UNITED STATES of America v. Frederick H. BANKS, Appellant
Frederick Banks appeals the District Court's orders denying his post-conviction motions. For the reasons below, we will affirm the District Court's orders.
In 2005, Banks was convicted of mail fraud and was subsequently sentenced to 63 months in prison and three years of supervised release. On direct appeal, we affirmed his conviction and sentence. See United States v. Banks, 300 F. App'x 145 (3d Cir. Nov. 28, 2008). In 2011, Banks filed a motion pursuant to 28 U.S.C. § 2255 which the District Court denied. We denied Banks's request for a certificate of appealability. See C.A. No. 12-1336.
In February 2017, Banks filed a “Motion to Hold a Hearing,” in which he sought to vacate his convictions through a petition for coram nobis or audita querela. Later, in July 2017, Banks filed another document, titled “Petition for a Writ of Coram Nobis or in the alternative a Writ of Audita Querela.” The District Court denied the motion and the petition. Banks filed a timely notice of appeal.
We have jurisdiction pursuant to 28 U.S.C. § 1291, and exercise de novo review over legal issues arising from the denial of coram nobis and audita querela relief. See United States v. Rhines, 640 F.3d 69, 71 (3d Cir. 2011) (per curiam); United States v. Richter, 510 F.3d 103, 104 (2d Cir. 2007) (per curiam).
A writ of coram nobis is available to challenge an invalid conviction with continuing consequences when the petitioner is no longer in custody. Mendoza v. United States, 690 F.3d 157, 159 (3d Cir. 2012). However, such relief is only available for errors for which there was no remedy at the time of trial. Id. In addition, sound reasons must exist for the petitioner's failure to seek relief earlier. Id. The Supreme Court has noted, “it is difficult to conceive of a situation in a federal criminal case today where a writ of coram nobis would be necessary or appropriate.” Carlisle v. United States, 517 U.S. 416, 429, 116 S.Ct. 1460, 134 L.Ed.2d 613 (1996) (internal alteration and quotation marks omitted).

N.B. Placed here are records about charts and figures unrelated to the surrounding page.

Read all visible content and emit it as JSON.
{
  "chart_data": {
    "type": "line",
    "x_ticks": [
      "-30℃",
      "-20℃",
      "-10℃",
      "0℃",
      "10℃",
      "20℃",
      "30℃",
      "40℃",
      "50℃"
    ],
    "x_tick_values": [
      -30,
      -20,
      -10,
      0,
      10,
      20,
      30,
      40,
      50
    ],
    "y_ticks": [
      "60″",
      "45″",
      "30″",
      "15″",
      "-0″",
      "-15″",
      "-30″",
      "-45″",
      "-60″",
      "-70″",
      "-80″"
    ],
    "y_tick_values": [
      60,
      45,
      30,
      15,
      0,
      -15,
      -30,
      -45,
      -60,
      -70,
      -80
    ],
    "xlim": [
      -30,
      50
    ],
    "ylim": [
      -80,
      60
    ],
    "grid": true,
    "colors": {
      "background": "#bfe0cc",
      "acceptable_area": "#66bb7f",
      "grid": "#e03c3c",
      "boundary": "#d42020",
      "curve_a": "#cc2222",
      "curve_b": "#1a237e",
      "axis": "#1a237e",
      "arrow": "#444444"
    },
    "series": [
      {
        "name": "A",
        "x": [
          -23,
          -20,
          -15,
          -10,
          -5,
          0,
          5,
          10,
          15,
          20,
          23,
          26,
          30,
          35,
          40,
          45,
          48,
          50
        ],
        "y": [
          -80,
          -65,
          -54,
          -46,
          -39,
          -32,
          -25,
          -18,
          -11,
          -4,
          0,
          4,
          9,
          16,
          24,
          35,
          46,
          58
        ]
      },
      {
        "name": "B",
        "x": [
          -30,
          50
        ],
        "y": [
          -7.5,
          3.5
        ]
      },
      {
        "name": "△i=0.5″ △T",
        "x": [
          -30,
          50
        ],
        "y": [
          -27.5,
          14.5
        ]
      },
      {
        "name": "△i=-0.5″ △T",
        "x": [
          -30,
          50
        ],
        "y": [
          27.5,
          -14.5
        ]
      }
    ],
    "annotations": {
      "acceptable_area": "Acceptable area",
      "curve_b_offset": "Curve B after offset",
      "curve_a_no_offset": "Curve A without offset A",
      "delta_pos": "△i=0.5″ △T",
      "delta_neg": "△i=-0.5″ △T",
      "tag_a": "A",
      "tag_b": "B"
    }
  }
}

As for the writ of audita querela, it is available as residual post-conviction relief “to the extent that it fills in gaps in the current system of post-conviction relief.” Massey v. United States, 581 F.3d 172, 174 (3d Cir. 2009) (per curiam). Thus, relief via a petition for a writ of audita querela is not available where a specific statute addresses the issue at hand. Id. A motion pursuant to 28 U.S.C. § 2255 is the proper vehicle for collaterally challenging a federal conviction or sentence. Id.
In his brief on appeal, Banks argues that his trial counsel misadvised him regarding the sentence he was facing, and this misinformation “coerced” Banks into going to trial. We agree with the District Court that Banks failed to present exceptional circumstances warranting coram nobis relief. Even assuming that Banks's 2005 convictions still carry continuing consequences,1 he failed to demonstrate that “sound reasons” exist for his raising these arguments over a decade after he was convicted. Accordingly, the District Court did not err in denying coram nobis relief. Because Banks could have brought these claims in a motion filed pursuant to 28 U.S.C. § 2255, there are no gaps in the system of post-conviction relief with respect to this claim, and the District Court did not err in denying the petition for audita querela.
Banks also argues on appeal that the District Court violated his due process rights because it failed to appoint him a guardian or attorney after he was declared incompetent in his pending criminal proceedings. The District Court did not err in refusing to appoint a guardian. The criminal proceedings at issue here were completed years ago, and Banks has finished serving his sentence. He does not have an active challenge to this criminal conviction such that the appointment of counsel would be necessary. Cf. Powell v. Symons, 680 F.3d 301, 307 (3d Cir. 2012) (District Court may perform the screening required by 28 U.S.C. §§ 1915A & 1915(e)(2) on claims brought by incompetent litigant). Nor does the finding of incompetency by the District Court in Banks's active criminal case, where he is represented by counsel, entitle him to the appointment of counsel to challenge closed criminal cases.
For the above reasons, we will affirm the District Court's judgment.
1. To the extent that Banks is arguing that he would have pleaded guilty and received a shorter sentence, he is challenging only the length of the sentence he received. Although there may be continuing consequences due to a conviction, there is no presumption of collateral consequences with a fully satisfied criminal sentence. See Maciel v. Cate, 731 F.3d 928, 931 (9th Cir. 2013).